Losing one’s mobility is no small issue. For me, it came out of the blue, out of nowhere, blindsided me. Namely, it bit me, and I’ll let you guess where.
It occurred getting up out of bed. Looking back, I knew it happened, and in my imagination, I can hear it tear. I am talking about my quad tendon, that thing that connects my quad muscle to the patella. It is the fiber that connects the muscle to bone. In a strange, unintended way, my twist of my knee tore this “fibrous collagen tissue”, detaching my quad muscle from my knee.
The orthopedic surgeon knew quickly what needed to be done. A re-connection of the tendon to the knee. This would require drilling some holes into the knee cap, fishing the tendon out from its retraction, and reattaching it with strong space-age thread. Sounds fun, huh?
The surgical procedure is actually pretty quick, an hour and a half at most. And that’s when the fun begins. The leg that has been repaired must be immobilized for three weeks, with no weight on the leg itself.
After that one begins physical therapy that seems to go on forever, and in the words of Texas balladeer, Joe Ely, “and the party never ends!” Friends and new acquaintances came out of the woodwork, relating their particular and peculiar experiences with torn tendons. Having never heard of a quad tear before, I was all ears as they told their amazing stories of how they tore the tendon, but then, the hard road back through therapy.
Now, my particular journey has been a tough one. First, the initial surgery was not successful, so I had to have what is known in the trade as a redo. Not fun. And on top of that, the second surgery by a noted surgeon to NFL stars also was not successful, leaving me without the natural tendon that make the connection work. It has meant doubling up on my physical therapy to strengthen my leg to not buckle when I walk. It has meant using a walker to get around, which has heightened my awareness of accessibility issues. I am just now beginning to use a cane to give me some security in my walking. Fortunately, I have had some amazing physical therapists who are not only technically savvy but have kept my spirit high with their encouragement.
I literally am learning to walk again. I am using the cane to support me as I relearn the normal moves that we make when we walk. I am slowly losing my fear, my self-consciousness as I move one leg and then the other. Slowly, slowly, as my old Buddhist teacher used to urge me in learning to meditate, I am walking.
It has brought me an awareness of my body that is new. It has raised my level of gratitude for each level and moment of freedom that I am recovering. And, it has pressed me to wake up in some new ways that I did not expect.
One new moment actually was recalling an old memory. When my son, Thomas, was learning to walk, I remember, as first-time parents, how nervous we were. I remember being in our Candler Park home, with our Black Lab, Judson, sitting, patiently watching as Thomas would crawl about on the living room floor. I remember wondering what Jud thought about his human brother’s awkward efforts on his all-fours.

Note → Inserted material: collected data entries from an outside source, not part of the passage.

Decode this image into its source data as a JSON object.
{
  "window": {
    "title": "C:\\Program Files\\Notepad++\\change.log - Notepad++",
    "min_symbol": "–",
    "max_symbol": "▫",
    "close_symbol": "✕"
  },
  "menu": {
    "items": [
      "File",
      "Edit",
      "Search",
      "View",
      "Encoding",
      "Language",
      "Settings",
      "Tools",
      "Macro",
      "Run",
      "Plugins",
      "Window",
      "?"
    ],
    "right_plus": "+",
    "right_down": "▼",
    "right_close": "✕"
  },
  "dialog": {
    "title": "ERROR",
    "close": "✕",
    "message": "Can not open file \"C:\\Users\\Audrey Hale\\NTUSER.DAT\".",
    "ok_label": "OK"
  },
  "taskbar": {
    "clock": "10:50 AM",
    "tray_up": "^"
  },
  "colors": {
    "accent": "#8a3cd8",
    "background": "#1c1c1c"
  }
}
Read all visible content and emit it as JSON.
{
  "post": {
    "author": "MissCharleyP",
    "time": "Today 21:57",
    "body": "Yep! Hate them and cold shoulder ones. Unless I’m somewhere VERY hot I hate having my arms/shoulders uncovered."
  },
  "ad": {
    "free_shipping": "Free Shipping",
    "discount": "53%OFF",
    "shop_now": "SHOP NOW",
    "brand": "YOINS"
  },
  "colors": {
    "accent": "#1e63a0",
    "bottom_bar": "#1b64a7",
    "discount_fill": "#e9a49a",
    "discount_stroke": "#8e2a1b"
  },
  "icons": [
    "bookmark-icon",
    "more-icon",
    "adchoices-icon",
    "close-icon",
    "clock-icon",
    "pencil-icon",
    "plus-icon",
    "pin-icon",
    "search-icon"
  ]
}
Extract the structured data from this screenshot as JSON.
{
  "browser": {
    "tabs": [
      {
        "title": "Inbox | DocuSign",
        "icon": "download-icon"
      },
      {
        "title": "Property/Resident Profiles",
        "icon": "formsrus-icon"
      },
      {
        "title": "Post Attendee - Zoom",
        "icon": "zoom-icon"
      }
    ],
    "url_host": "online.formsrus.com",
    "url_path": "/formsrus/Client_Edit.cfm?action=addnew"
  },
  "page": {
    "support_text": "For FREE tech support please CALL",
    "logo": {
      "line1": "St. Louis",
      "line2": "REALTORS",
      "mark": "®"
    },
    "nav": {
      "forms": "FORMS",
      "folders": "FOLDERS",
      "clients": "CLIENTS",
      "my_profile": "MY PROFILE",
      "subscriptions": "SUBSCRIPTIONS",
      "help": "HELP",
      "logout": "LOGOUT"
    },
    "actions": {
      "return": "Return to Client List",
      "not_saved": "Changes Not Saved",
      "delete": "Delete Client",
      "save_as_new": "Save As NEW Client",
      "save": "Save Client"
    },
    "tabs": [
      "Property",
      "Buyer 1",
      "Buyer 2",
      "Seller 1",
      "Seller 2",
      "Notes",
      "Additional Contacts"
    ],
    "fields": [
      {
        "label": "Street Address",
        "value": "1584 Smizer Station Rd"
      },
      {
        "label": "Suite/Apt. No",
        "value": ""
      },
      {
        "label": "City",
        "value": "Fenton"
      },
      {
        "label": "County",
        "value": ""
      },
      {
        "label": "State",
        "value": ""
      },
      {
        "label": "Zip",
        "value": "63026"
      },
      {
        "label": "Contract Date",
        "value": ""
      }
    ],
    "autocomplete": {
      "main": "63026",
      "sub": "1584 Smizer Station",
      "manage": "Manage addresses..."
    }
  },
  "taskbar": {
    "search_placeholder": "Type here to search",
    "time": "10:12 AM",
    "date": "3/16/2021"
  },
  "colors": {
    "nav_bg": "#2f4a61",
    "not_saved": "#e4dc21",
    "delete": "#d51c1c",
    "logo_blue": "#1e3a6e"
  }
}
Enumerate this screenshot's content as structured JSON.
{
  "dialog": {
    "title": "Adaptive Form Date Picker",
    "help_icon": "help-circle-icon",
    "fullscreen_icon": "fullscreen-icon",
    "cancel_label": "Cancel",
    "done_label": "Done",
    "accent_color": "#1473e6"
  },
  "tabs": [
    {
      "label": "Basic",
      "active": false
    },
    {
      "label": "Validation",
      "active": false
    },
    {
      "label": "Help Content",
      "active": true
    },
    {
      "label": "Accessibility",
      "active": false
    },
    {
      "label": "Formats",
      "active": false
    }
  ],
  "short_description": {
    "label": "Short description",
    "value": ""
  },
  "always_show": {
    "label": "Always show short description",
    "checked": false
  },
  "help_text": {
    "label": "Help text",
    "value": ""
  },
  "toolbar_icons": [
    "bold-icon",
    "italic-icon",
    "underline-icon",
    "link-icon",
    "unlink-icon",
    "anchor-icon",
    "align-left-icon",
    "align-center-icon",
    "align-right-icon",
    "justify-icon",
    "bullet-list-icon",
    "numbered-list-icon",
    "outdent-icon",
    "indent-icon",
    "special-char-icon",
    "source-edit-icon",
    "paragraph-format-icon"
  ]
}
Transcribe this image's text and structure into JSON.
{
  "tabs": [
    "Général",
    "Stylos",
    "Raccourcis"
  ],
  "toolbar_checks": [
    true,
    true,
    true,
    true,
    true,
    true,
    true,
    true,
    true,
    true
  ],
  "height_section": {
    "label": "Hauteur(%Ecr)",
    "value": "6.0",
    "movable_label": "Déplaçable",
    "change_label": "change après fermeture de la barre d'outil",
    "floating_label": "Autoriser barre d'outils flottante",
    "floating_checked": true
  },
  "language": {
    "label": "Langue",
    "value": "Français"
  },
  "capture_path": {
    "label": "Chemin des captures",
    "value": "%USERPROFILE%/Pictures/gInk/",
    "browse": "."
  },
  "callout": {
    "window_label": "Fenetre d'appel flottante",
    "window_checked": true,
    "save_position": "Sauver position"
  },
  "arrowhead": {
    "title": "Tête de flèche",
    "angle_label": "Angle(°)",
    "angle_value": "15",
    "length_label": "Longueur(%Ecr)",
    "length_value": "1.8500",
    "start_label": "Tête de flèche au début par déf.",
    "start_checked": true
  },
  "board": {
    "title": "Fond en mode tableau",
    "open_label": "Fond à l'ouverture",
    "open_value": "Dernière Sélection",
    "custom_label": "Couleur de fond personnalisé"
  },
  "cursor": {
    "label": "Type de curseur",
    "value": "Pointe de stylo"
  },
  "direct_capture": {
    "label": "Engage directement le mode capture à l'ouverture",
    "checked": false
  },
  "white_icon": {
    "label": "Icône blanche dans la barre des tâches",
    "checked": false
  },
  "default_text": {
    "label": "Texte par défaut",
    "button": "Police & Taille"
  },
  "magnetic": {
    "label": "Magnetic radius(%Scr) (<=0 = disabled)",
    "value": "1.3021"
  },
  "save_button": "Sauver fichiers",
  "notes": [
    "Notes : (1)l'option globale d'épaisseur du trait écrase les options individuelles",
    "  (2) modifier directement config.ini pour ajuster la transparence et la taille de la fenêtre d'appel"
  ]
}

I remember the day when Thomas pushed himself up to stand for the first time. I was so nervous that he might fall flat on his proverbial face. He stood up, holding onto the coffee table, holding on with one hand, as he balanced precariously. He seemed to be frozen in time as he surveyed his prospects. Did I catch a smile breaking onto his face as I thought about that one small step for man…..no, that must have been gas.
After pausing for what seemed like a century, he released, he let go of his hold on the home base of the table. He stood independent, a person unto himself, free of the bonds of the table but still entrapped by the force of gravity that threatened to pull him down to the floor, back to ground zero, literally.
Suddenly, he took his first step, leaning forward putting his right leg out, allowing his foot to catch his movement. And then he swung his left leg out, joining his left foot parallel to his first step. And he paused. There was not doubt as to the source of this grin. Sheer joy.
I watched Thomas as he slowly, slowly mastered the art of walking, of moving independently across the room. And as I trained my observation of his movement, a breakthrough thought came to me. When he leaned forward to move, his foot and leg caught him so that he did not fall to the floor.
The reality broke in upon me, new father and fresh observer: Walking is, in fact, a controlled fall. One leans into the space in front, trusting gravity to advance one’s position, but trusting that one’s foot and leg will stop the fall. In a miraculous combination of movement, one’s legs choreograph this falling forward into a stride. Through time., it becomes second nature, and the simple act of walking becomes automatic.
Now, I am learning that lesson again. Observing and participatory. I am the one who is very much aware of gravity and its effects, even its threat to dash me below in a pile. As I move with Sean, Abby, and Stephen, my physical therapist-dance partners, I am relearning to walk, to lean into the future, to fall with the trust I will find a way to control the fall. I’ve been doing it, taking laps around the clinic, and I swear to God, a smile breaks out on my old face. And, I promise, it’s not gas.